Karina membuka pintu yang berderit pelan. Ia berdiri sejenak di ambang pintu sebelum benar-benar masuk. Karina menyapu ruangan dengan pandangan kosong dan menaruh tas hitamnya tanpa semangat ke kursi. Ia menaruh piala Kemenangannya di atas meja. Tapi lagi-lagi, hatinya terasa hampa karena kemenangan itu. Hari ini sebenarnya Karina memenangkan lomba matematika, hingga ia tidak ikut dalam acara kelulusan semester di puncak.
Handphonenya sejak tadi berdering terus menandakan ada pesan yang masuk. Begitu banyak, hingga layar selalu menunjuk setiap ada pesan masuk. Entah itu dari grup kelas, atau dari teman-temannya.
---
Karina duduk di depan jendela, tatapannya kosong. Sinar surya keemasan kali ini bisa menembus penduduk kota. Sayangnya, keindahan yang seharusnya terasa syahdu itu tidak bisa menyentuh hatinya yang semakin sepi.
Tadi pagi, Ayah dan Ibunya menelepon dari Belanda. Bukan untuk memberi selamat, tetapi untuk memastikan bahwa dirinya benar-benar pergi ke perlombaan dan bukan kabur untuk mengikuti acara kelulusan semester kelasnya.
Karina meraih handphone di atas nakas, bermaksud untuk memutar Seventeen playlist. Tapi ia justru membaca pesan dari Anya:
"Na, kamu hebat banget! Congrats ya, Say. Tapi sedih juga karena kamu gak ikut."
Karina tersenyum tipis tanpa berniat untuk membalasnya.
Malam itu, Karina berdiri di balkon dengan cardigan tipis pemberian mendiang kakaknya. Ia tidak menulis, dan juga tidak menangis seperti biasa. Ia hanya berdiri diam sembari meneguk pagar pembatas dan menatap hamparan bintang yang menghiasi langit malam.
"Kalau aku pergi, siapa yang akan sadar duluan?" pikirnya, tapi ia segera menepis pemikiran itu. Juna akan sangat kecewa jika dirinya menyerah begitu saja.
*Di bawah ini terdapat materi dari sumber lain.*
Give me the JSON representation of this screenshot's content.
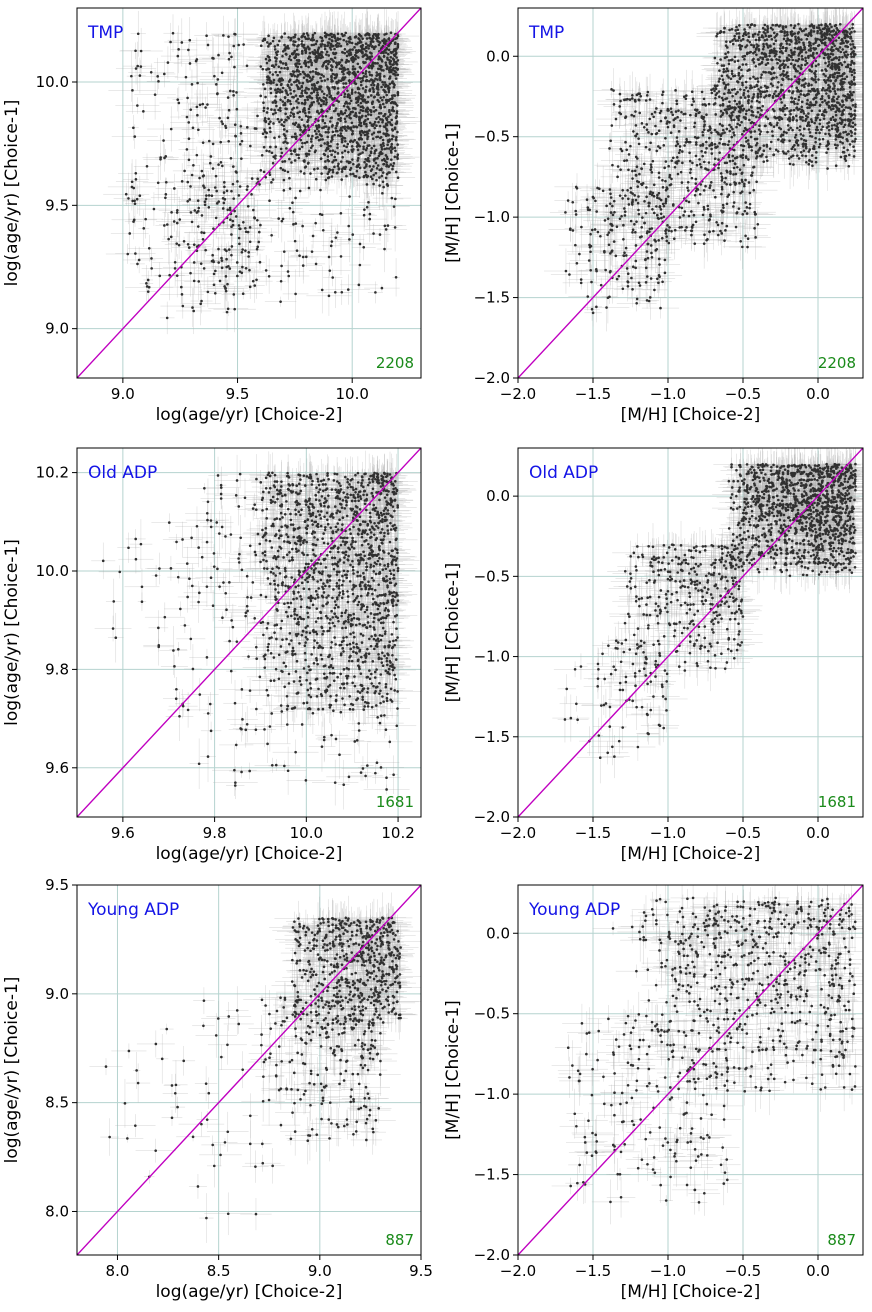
{
  "colors": {
    "panel_label": "#1414e6",
    "count": "#1a8a1a",
    "identity_line": "#c000c0",
    "points": "#303030",
    "errorbars": "#b0b0b0",
    "grid": "#b5d3cf"
  },
  "chart_data": [
    {
      "type": "scatter",
      "label": "TMP",
      "count": "2208",
      "xlabel": "log(age/yr) [Choice-2]",
      "ylabel": "log(age/yr) [Choice-1]",
      "xlim": [
        8.8,
        10.3
      ],
      "ylim": [
        8.8,
        10.3
      ],
      "xticks": [
        9.0,
        9.5,
        10.0
      ],
      "xtick_labels": [
        "9.0",
        "9.5",
        "10.0"
      ],
      "yticks": [
        9.0,
        9.5,
        10.0
      ],
      "ytick_labels": [
        "9.0",
        "9.5",
        "10.0"
      ],
      "identity_line": true,
      "points_approx": {
        "clusters": [
          {
            "x": [
              9.6,
              10.2
            ],
            "y": [
              9.6,
              10.2
            ],
            "n": 1500
          },
          {
            "x": [
              9.0,
              10.2
            ],
            "y": [
              9.1,
              10.2
            ],
            "n": 500
          },
          {
            "x": [
              9.0,
              9.6
            ],
            "y": [
              9.0,
              9.6
            ],
            "n": 140
          }
        ]
      }
    },
    {
      "type": "scatter",
      "label": "TMP",
      "count": "2208",
      "xlabel": "[M/H] [Choice-2]",
      "ylabel": "[M/H] [Choice-1]",
      "xlim": [
        -2.0,
        0.3
      ],
      "ylim": [
        -2.0,
        0.3
      ],
      "xticks": [
        -2.0,
        -1.5,
        -1.0,
        -0.5,
        0.0
      ],
      "xtick_labels": [
        "−2.0",
        "−1.5",
        "−1.0",
        "−0.5",
        "0.0"
      ],
      "yticks": [
        -2.0,
        -1.5,
        -1.0,
        -0.5,
        0.0
      ],
      "ytick_labels": [
        "−2.0",
        "−1.5",
        "−1.0",
        "−0.5",
        "0.0"
      ],
      "identity_line": true,
      "points_approx": {
        "clusters": [
          {
            "x": [
              -0.7,
              0.25
            ],
            "y": [
              -0.7,
              0.2
            ],
            "n": 1400
          },
          {
            "x": [
              -1.4,
              -0.4
            ],
            "y": [
              -1.2,
              -0.2
            ],
            "n": 550
          },
          {
            "x": [
              -1.7,
              -1.0
            ],
            "y": [
              -1.6,
              -0.8
            ],
            "n": 200
          }
        ]
      }
    },
    {
      "type": "scatter",
      "label": "Old ADP",
      "count": "1681",
      "xlabel": "log(age/yr) [Choice-2]",
      "ylabel": "log(age/yr) [Choice-1]",
      "xlim": [
        9.5,
        10.25
      ],
      "ylim": [
        9.5,
        10.25
      ],
      "xticks": [
        9.6,
        9.8,
        10.0,
        10.2
      ],
      "xtick_labels": [
        "9.6",
        "9.8",
        "10.0",
        "10.2"
      ],
      "yticks": [
        9.6,
        9.8,
        10.0,
        10.2
      ],
      "ytick_labels": [
        "9.6",
        "9.8",
        "10.0",
        "10.2"
      ],
      "identity_line": true,
      "points_approx": {
        "clusters": [
          {
            "x": [
              9.9,
              10.2
            ],
            "y": [
              9.7,
              10.2
            ],
            "n": 1200
          },
          {
            "x": [
              9.7,
              10.2
            ],
            "y": [
              9.55,
              10.2
            ],
            "n": 400
          },
          {
            "x": [
              9.55,
              9.8
            ],
            "y": [
              9.8,
              10.1
            ],
            "n": 30
          }
        ]
      }
    },
    {
      "type": "scatter",
      "label": "Old ADP",
      "count": "1681",
      "xlabel": "[M/H] [Choice-2]",
      "ylabel": "[M/H] [Choice-1]",
      "xlim": [
        -2.0,
        0.3
      ],
      "ylim": [
        -2.0,
        0.3
      ],
      "xticks": [
        -2.0,
        -1.5,
        -1.0,
        -0.5,
        0.0
      ],
      "xtick_labels": [
        "−2.0",
        "−1.5",
        "−1.0",
        "−0.5",
        "0.0"
      ],
      "yticks": [
        -2.0,
        -1.5,
        -1.0,
        -0.5,
        0.0
      ],
      "ytick_labels": [
        "−2.0",
        "−1.5",
        "−1.0",
        "−0.5",
        "0.0"
      ],
      "identity_line": true,
      "points_approx": {
        "clusters": [
          {
            "x": [
              -0.6,
              0.25
            ],
            "y": [
              -0.5,
              0.2
            ],
            "n": 1200
          },
          {
            "x": [
              -1.3,
              -0.5
            ],
            "y": [
              -1.1,
              -0.3
            ],
            "n": 350
          },
          {
            "x": [
              -1.7,
              -1.0
            ],
            "y": [
              -1.7,
              -0.9
            ],
            "n": 90
          }
        ]
      }
    },
    {
      "type": "scatter",
      "label": "Young ADP",
      "count": "887",
      "xlabel": "log(age/yr) [Choice-2]",
      "ylabel": "log(age/yr) [Choice-1]",
      "xlim": [
        7.8,
        9.5
      ],
      "ylim": [
        7.8,
        9.5
      ],
      "xticks": [
        8.0,
        8.5,
        9.0,
        9.5
      ],
      "xtick_labels": [
        "8.0",
        "8.5",
        "9.0",
        "9.5"
      ],
      "yticks": [
        8.0,
        8.5,
        9.0,
        9.5
      ],
      "ytick_labels": [
        "8.0",
        "8.5",
        "9.0",
        "9.5"
      ],
      "identity_line": true,
      "points_approx": {
        "clusters": [
          {
            "x": [
              8.85,
              9.4
            ],
            "y": [
              8.85,
              9.35
            ],
            "n": 550
          },
          {
            "x": [
              8.7,
              9.3
            ],
            "y": [
              8.3,
              9.0
            ],
            "n": 250
          },
          {
            "x": [
              7.9,
              8.8
            ],
            "y": [
              7.85,
              9.0
            ],
            "n": 50
          }
        ]
      }
    },
    {
      "type": "scatter",
      "label": "Young ADP",
      "count": "887",
      "xlabel": "[M/H] [Choice-2]",
      "ylabel": "[M/H] [Choice-1]",
      "xlim": [
        -2.0,
        0.3
      ],
      "ylim": [
        -2.0,
        0.3
      ],
      "xticks": [
        -2.0,
        -1.5,
        -1.0,
        -0.5,
        0.0
      ],
      "xtick_labels": [
        "−2.0",
        "−1.5",
        "−1.0",
        "−0.5",
        "0.0"
      ],
      "yticks": [
        -2.0,
        -1.5,
        -1.0,
        -0.5,
        0.0
      ],
      "ytick_labels": [
        "−2.0",
        "−1.5",
        "−1.0",
        "−0.5",
        "0.0"
      ],
      "identity_line": true,
      "points_approx": {
        "clusters": [
          {
            "x": [
              -1.2,
              0.25
            ],
            "y": [
              -1.0,
              0.2
            ],
            "n": 600
          },
          {
            "x": [
              -1.7,
              -0.6
            ],
            "y": [
              -1.7,
              -0.5
            ],
            "n": 200
          },
          {
            "x": [
              -1.5,
              0.1
            ],
            "y": [
              -0.3,
              0.22
            ],
            "n": 80
          }
        ]
      }
    }
  ]
}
Karina lalu beralih duduk di kursi rotan. Jarinya sibuk men-scroll layar handphone yang menampilkan pesan-pesan dari teman-temannya yang saling mengucapkan selamat, termasuk Alex:
"Na, congrats ya! Gak nyangka lo bakal menang lagi. Btw, besok kalau ada waktu kita ketemuan di perpus, yuk! Ada yang perlu gue obrolin."
Karina lagi-lagi hanya tersenyum tanpa berniat membalas. Ia sudah punya rencana sendiri besok.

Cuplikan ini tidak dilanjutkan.